[tahoe-dev] GSOC proposal---"100 year cryptography"

Jack Lloyd lloyd at randombit.net
Fri Apr 16 09:36:55 PDT 2010


On Fri, Apr 16, 2010 at 09:56:37AM -0600, Zooko O'Whielacronx wrote:

> Let's do this in the "test first" paradigm. The rule of test-first is:
> you're not allowed to write a line of code until you have a fully
> automated test case which runs and fails. Then you write code until
> you can get that test case to pass, at which point you have to stop
> writing code and go back to adding tests until you have some more test
> cases that fail.

One difficulty here is that the hash combiner in particular seems
difficult to do immediately in this way, since AFAICT there is no
existing implementation of Comb4P (or any of the other combiners in
Lehmann's thesis) to write a test on the basis of.
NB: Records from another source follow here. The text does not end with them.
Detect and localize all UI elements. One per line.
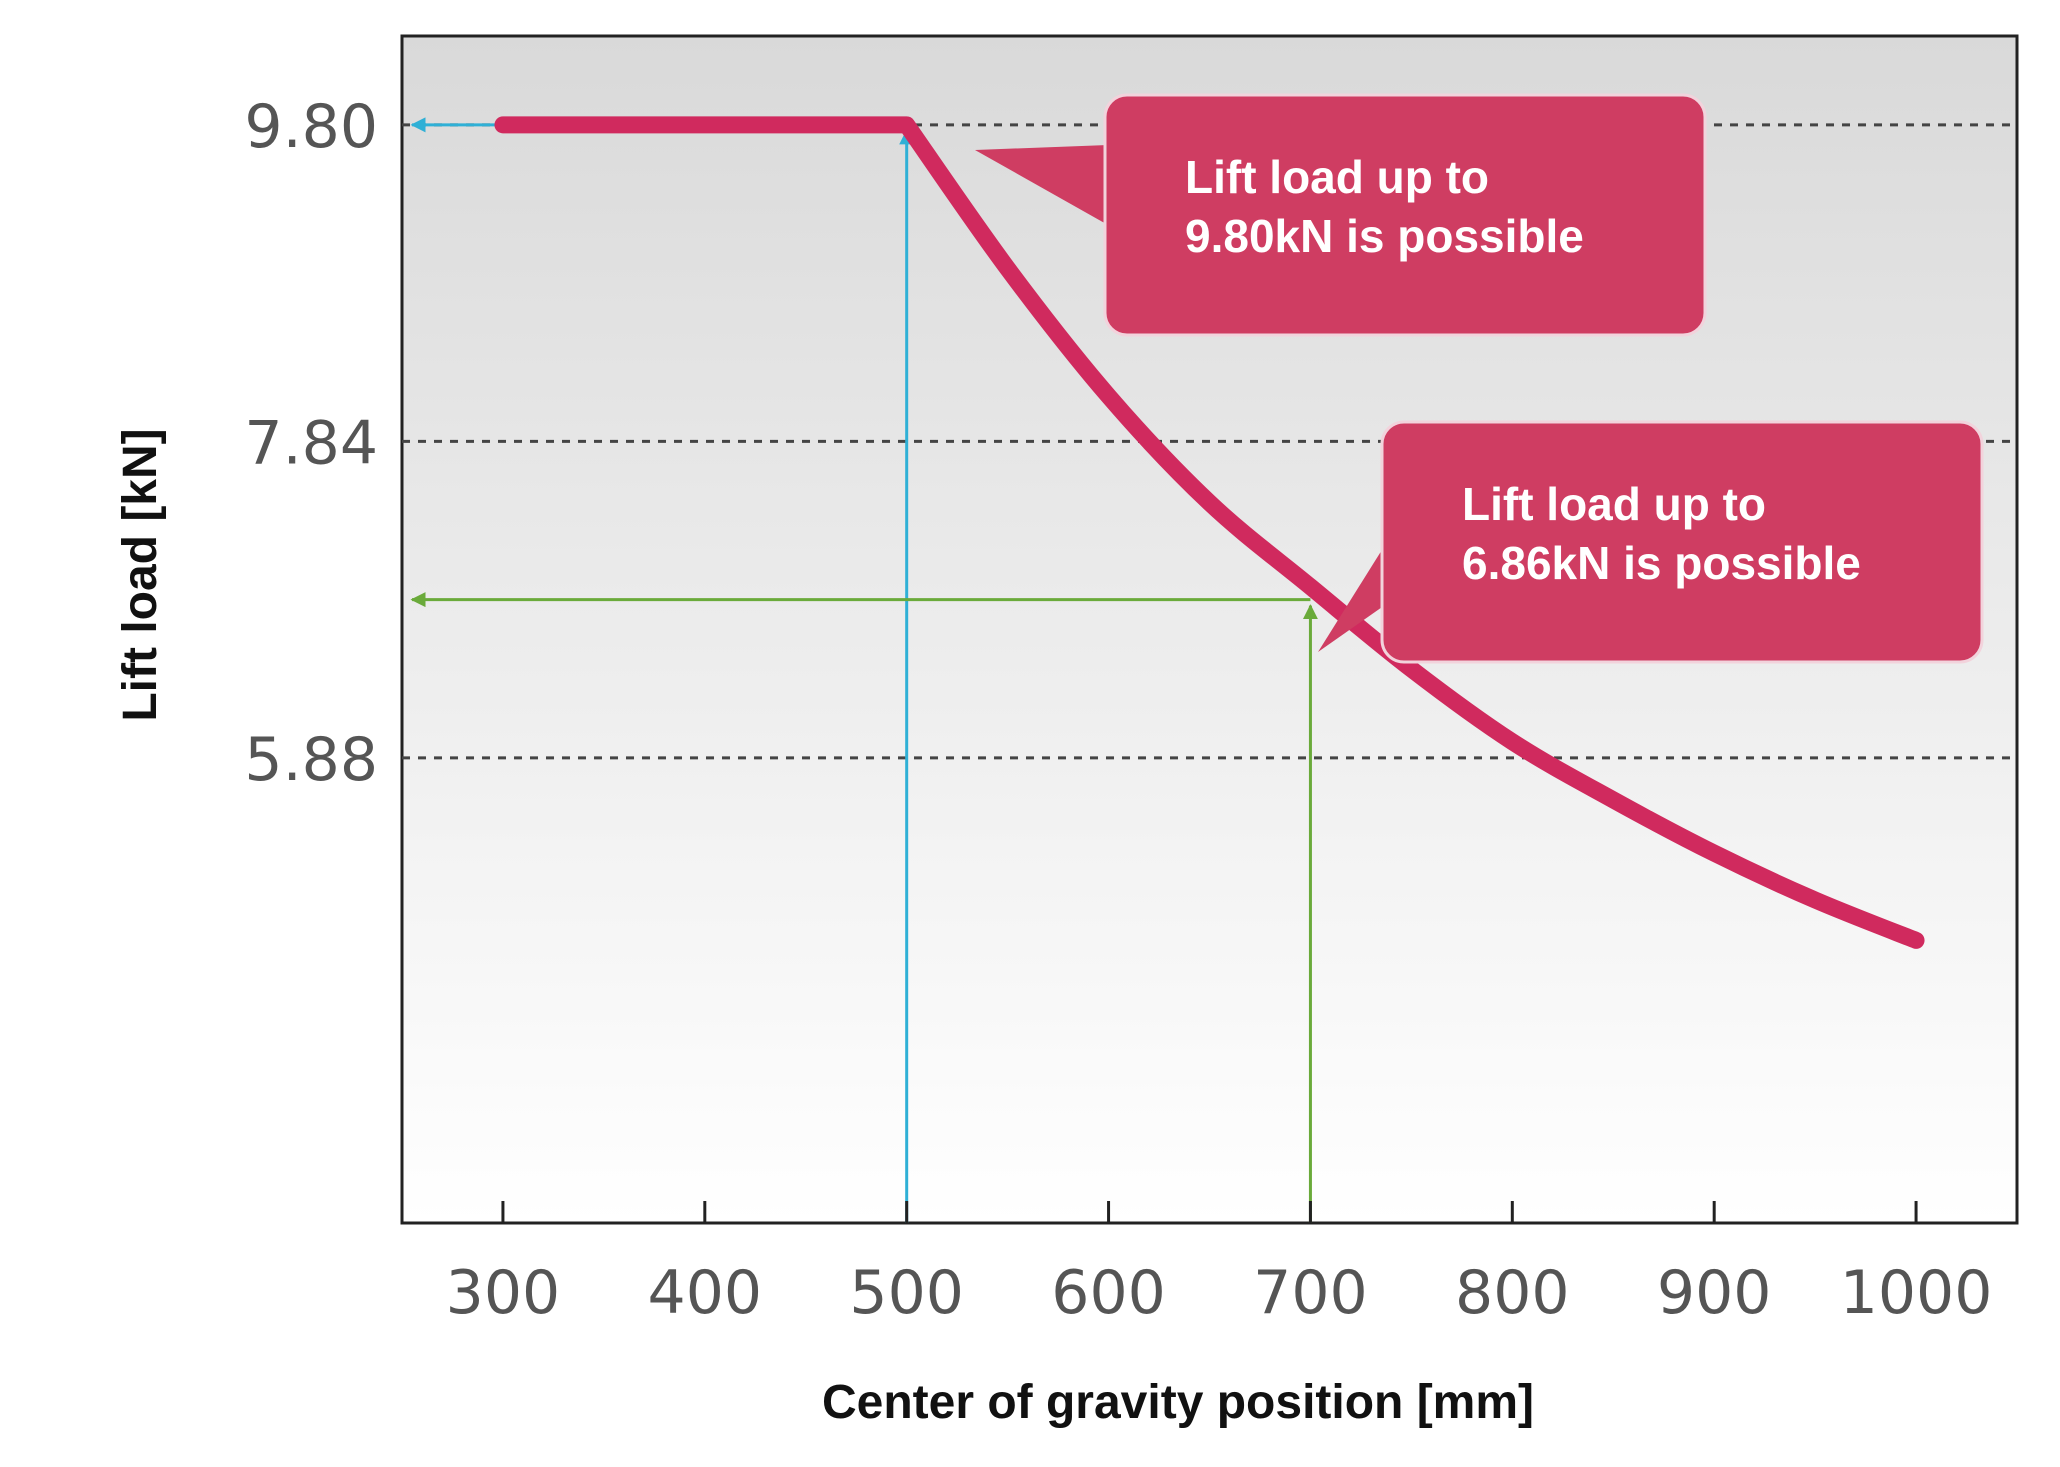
callout-line-1: Lift load up to bbox=[1462, 478, 1766, 530]
callout-box bbox=[1380, 420, 1984, 664]
x-tick-label: 600 bbox=[1051, 1258, 1166, 1328]
x-tick-label: 300 bbox=[446, 1258, 561, 1328]
callout-pointer bbox=[975, 145, 1108, 225]
y-tick-label: 5.88 bbox=[244, 725, 378, 795]
x-axis-title: Center of gravity position [mm] bbox=[822, 1376, 1534, 1429]
y-tick-label: 9.80 bbox=[244, 92, 378, 162]
callout-line-1: Lift load up to bbox=[1185, 151, 1489, 203]
callout-line-2: 6.86kN is possible bbox=[1462, 537, 1861, 589]
y-axis-title: Lift load [kN] bbox=[114, 428, 167, 721]
reference-lines bbox=[410, 117, 1318, 1223]
x-tick-label: 1000 bbox=[1840, 1258, 1993, 1328]
x-tick-label: 500 bbox=[849, 1258, 964, 1328]
callout-pointer bbox=[1318, 545, 1385, 652]
x-tick-label: 800 bbox=[1455, 1258, 1570, 1328]
x-tick-label: 400 bbox=[648, 1258, 763, 1328]
y-axis-ticks: 5.88 7.84 9.80 bbox=[244, 92, 378, 795]
callout-line-2: 9.80kN is possible bbox=[1185, 210, 1584, 262]
callouts: Lift load up to 9.80kN is possible Lift lo… bbox=[975, 93, 1984, 664]
x-tick-label: 900 bbox=[1657, 1258, 1772, 1328]
x-axis-ticks: 300 400 500 600 700 800 900 1000 bbox=[446, 1201, 1993, 1328]
x-tick-label: 700 bbox=[1253, 1258, 1368, 1328]
callout-box bbox=[1103, 93, 1707, 337]
y-tick-label: 7.84 bbox=[244, 408, 378, 478]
I just wrote up a quick implementation of Comb4P that currently may or
may not be correct. It uses a byte instead of two bits for the round
number, since handling all the bit offsets would be slow and obnoxious
in software, and numbers the rounds 0,1,2 instead of 0,2,3 as
Lehmann's thesis seems to do. I haven't quite figured out how to
properly handle hashes with different sized inputs, though, which does
seem like a very useful ability to have. (for instance for combining
SHA-256 + some 512 bit output from a SHA-3 candidate).
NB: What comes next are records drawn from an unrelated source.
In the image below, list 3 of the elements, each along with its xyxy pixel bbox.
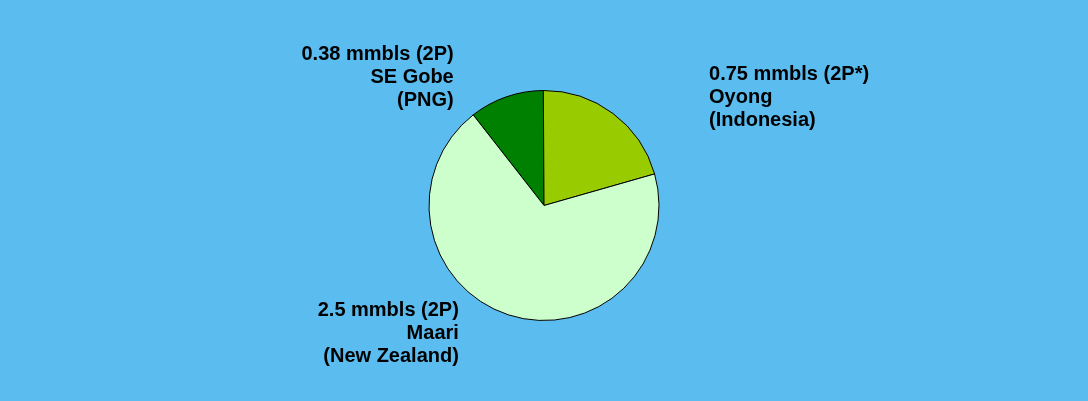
slice-label: 0.75 mmbls (2P*) Oyong (Indonesia) (709, 62, 870, 131)
slice-label: 0.38 mmbls (2P) SE Gobe (PNG) (301, 42, 454, 111)
slice-label: 2.5 mmbls (2P) Maari (New Zealand) (317, 298, 459, 367)
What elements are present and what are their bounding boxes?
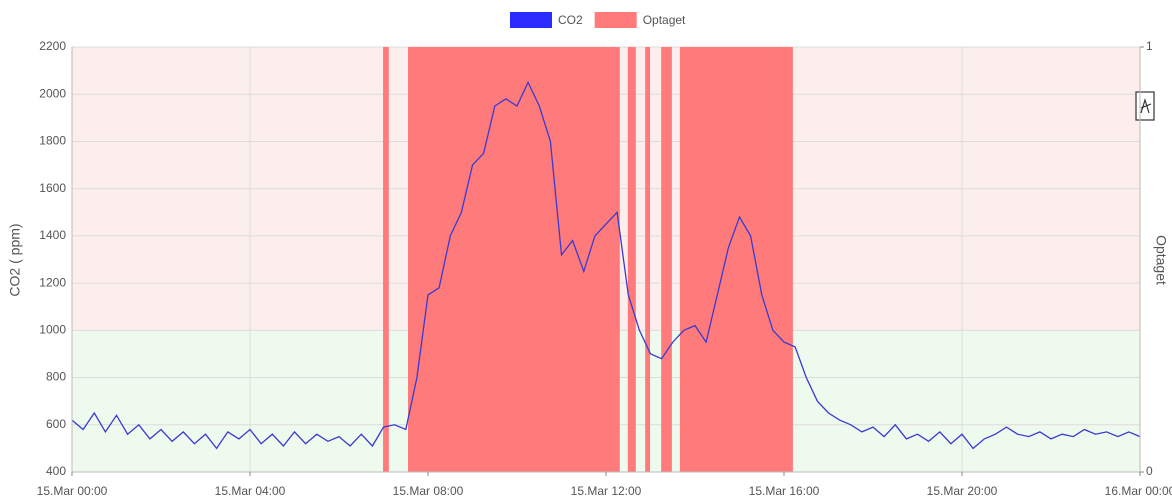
plot xyxy=(71,46,1141,473)
x-tick-label: 15.Mar 20:00 xyxy=(927,484,998,498)
y-tick-label: 1200 xyxy=(39,275,66,289)
x-tick-label: 15.Mar 04:00 xyxy=(215,484,286,498)
y-tick-label: 400 xyxy=(46,464,66,478)
y-tick-label: 1000 xyxy=(39,323,66,337)
y-tick-label: 1600 xyxy=(39,181,66,195)
legend-swatch[interactable] xyxy=(594,12,637,28)
x-tick-label: 15.Mar 16:00 xyxy=(749,484,820,498)
legend-label[interactable]: Optaget xyxy=(643,13,686,27)
y-tick-label: 1400 xyxy=(39,228,66,242)
y-tick-label: 600 xyxy=(46,417,66,431)
occupancy-band xyxy=(661,47,672,472)
legend-label[interactable]: CO2 xyxy=(558,13,583,27)
x-tick-label: 15.Mar 00:00 xyxy=(37,484,108,498)
y2-tick-label: 0 xyxy=(1146,464,1153,478)
y2-axis-label: Optaget xyxy=(1153,235,1169,285)
occupancy-band xyxy=(627,47,636,472)
x-tick-label: 15.Mar 12:00 xyxy=(571,484,642,498)
y-tick-label: 2000 xyxy=(39,86,66,100)
occupancy-band xyxy=(407,47,620,472)
x-tick-label: 16.Mar 00:00 xyxy=(1105,484,1172,498)
y-tick-label: 1800 xyxy=(39,134,66,148)
x-tick-label: 15.Mar 08:00 xyxy=(393,484,464,498)
pdf-icon-glyph[interactable] xyxy=(1140,97,1152,114)
y-tick-label: 2200 xyxy=(39,39,66,53)
y-tick-label: 800 xyxy=(46,370,66,384)
pdf-icon[interactable] xyxy=(1135,91,1155,121)
legend-swatch[interactable] xyxy=(510,12,552,28)
y-axis-label: CO2 ( ppm) xyxy=(7,223,23,296)
occupancy-band xyxy=(679,47,793,472)
y2-tick-label: 1 xyxy=(1146,39,1153,53)
occupancy-band xyxy=(383,47,389,472)
occupancy-band xyxy=(645,47,651,472)
co2-line xyxy=(71,80,1141,450)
This implementation could serve as a useful check; Yu Xue could
implement Comb4P independently from me, and if it turns out that our
outputs match for a variety of input messages and hash pairings, then
we have reasonable confidence that we're both correct (or else that
Lehmann's description of the combiner is too vague, and we both
happened to make the same mistake in reading her thesis - we'll want
third party reviewers to help catch that problem).

> Likewise, let's move this up to the beginning. You should write the
> documentation concerning the specification and the API before writing
> the code. (This means you'll end up having to change the docs as you
> change the API.) You should write the documentation concerning the
> design of the code as you write the code itself.

Also on the documentation front (as an "if there is time" / bonus),
write up an internet draft for submission to the IETF giving a
complete specification of Comb4P with test vectors to help adoption
(and, importantly, to encourage further analysis) of the combiner.